How do we balance our priorities for Key Stage 3? A reflection on Music Excellence London's ‘In Perfect Harmony’ CPD day for Cultural Organisations
Last week I was fortunate to be invited to represent the KS3 Music teaching community at Music Excellence London’s CPD event for Cultural Organisations, which aimed to consider how cultural organisations in London and beyond can support Music teaching at Key Stage 3, and support the ongoing professional development of KS3 teachers.
I’ll admit I felt flattered and slightly nervous at the task of representing all Music teachers across the capital for the day – far be it from me to know the ins and outs of every different school and teaching approach! But numerous discussions amongst the group and a presentation of the key findings from Music Excellence London’s precursor, Teach Through Music, gave a lot of food for thought. It was encouraging to hear that those who represented cultural organisations – which included among them Music hubs, an orchestra and a higher education institution – had a fairly accurate idea of the types of content covered in a Key Stage 3 curriculum. What was perhaps less well understood was the wide range of other priorities for, and issues experienced by, the average KS3 Music teacher. The musical considerations were perhaps more clear - students’ prior musical learning and the required differentiation, transitions between KS3 and KS4 programmes, the importance of practical music making – while others started to overwhelm : assessment frameworks, curriculum design, lesson objectives, homework requirements, literacy focus... the list goes on.
Hearing all of these ‘priorities’ for Key Stage 3 music teachers listed and explained to an audience of musicians and practitioners, I felt anew the tension between the duty of music teachers to teach engaging, practical, and above all musical lessons, and the requirements placed upon us by a whole variety of ‘higher powers’ (Ofsted, our own schools’ systems, etc). And, of course, we retraced the all-too-familiar debate of how to argue the case for Music in schools, and to what extent it should be treated as a ‘unique’ subject. But above all, the discussion made me begin to consider afresh what my own priorities were as a teacher of Key Stage 3 Music, and which of these frameworks and requirements I felt were beneficial to students’ musical learning.
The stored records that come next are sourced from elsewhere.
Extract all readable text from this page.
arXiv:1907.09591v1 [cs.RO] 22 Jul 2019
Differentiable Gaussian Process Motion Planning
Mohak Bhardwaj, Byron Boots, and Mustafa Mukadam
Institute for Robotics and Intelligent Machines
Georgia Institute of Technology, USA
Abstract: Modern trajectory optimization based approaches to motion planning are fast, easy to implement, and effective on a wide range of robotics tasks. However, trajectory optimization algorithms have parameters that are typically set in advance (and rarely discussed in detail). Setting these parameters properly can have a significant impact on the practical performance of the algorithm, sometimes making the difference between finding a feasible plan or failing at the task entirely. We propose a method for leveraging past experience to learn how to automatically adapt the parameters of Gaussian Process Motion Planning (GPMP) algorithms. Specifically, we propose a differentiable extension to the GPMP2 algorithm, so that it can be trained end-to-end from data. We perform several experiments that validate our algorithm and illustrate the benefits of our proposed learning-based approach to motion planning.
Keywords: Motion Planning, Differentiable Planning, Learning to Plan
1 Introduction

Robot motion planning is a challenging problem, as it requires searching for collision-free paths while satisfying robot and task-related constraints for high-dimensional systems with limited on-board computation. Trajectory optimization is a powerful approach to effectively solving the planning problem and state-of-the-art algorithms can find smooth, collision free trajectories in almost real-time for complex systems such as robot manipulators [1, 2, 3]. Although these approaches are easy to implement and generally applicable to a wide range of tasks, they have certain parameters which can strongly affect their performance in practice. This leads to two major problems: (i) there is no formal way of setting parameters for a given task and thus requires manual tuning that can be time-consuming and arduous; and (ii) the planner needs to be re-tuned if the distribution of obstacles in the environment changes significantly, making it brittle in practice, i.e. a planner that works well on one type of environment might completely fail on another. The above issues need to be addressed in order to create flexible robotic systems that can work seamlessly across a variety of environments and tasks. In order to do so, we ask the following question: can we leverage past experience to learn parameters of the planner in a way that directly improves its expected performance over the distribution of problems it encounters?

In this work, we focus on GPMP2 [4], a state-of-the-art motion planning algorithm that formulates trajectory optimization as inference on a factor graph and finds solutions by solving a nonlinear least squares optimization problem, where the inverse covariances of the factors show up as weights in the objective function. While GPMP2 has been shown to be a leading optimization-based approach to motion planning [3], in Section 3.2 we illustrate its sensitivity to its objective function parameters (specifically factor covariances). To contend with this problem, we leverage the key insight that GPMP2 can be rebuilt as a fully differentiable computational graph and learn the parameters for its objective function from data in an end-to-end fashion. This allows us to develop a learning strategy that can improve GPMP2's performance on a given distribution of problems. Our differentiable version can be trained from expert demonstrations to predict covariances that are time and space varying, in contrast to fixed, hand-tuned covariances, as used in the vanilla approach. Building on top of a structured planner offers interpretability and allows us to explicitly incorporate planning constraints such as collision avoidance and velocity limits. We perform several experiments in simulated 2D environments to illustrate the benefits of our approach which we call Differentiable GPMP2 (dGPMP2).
Part of my role in the day was not only to explain my own experience of juggling all of these conflicting priorities, but also to respond from a teacher’s point of view to the questions asked and ideas suggested by those from cultural organisations with regard to how they might support the Key Stage 3 curriculum. Which, given that I was beginning to question my own ideas and priorities in teaching, let alone to consider the differing priorities that others might have, was somewhat challenging! And no less so than when, in the afternoon, we were given the task of imagining projects which might be delivered in schools in partnership with cultural organisations. I found myself becoming tied up with boring logistical constraints and concerns about how leaving behind my ‘normal’ curriculum might affect my students’ learning and progress towards their next assessment... That is, until I took a moment to step back, and recognise the incredible opportunities that were being offered to my students through these potential projects: to work with professional musicians as equals; to learn, first-hand, what it is to make music in a ‘real-world’ situation; to compose new music for performance at world-class musical venues; to have musical career aspirations widened and eyes opened to new paths. Suddenly, my concerns about the minutiae of the curriculum and worries about the next half-termly assessment didn’t seem so important.Of course, that is not to say that we cannot ignore these factors – especially when they are imposed on us by our schools, and expected of us on a regular basis. And thus for partnerships with cultural organisations to be successful, they have to be precisely that: a partnership, whereby all parties understand the others’ priorities, and work to support each other. But I would argue that the power of such partnerships to change the musical lives of students is such that we, as teachers, should make every effort to embrace them. Even if that does mean some inconvenience to our assessment schedule, or some difficult conversations with senior leaders in school. Because the opportunities that cultural organisations can offer could be what turns a good musical education into an outstanding one.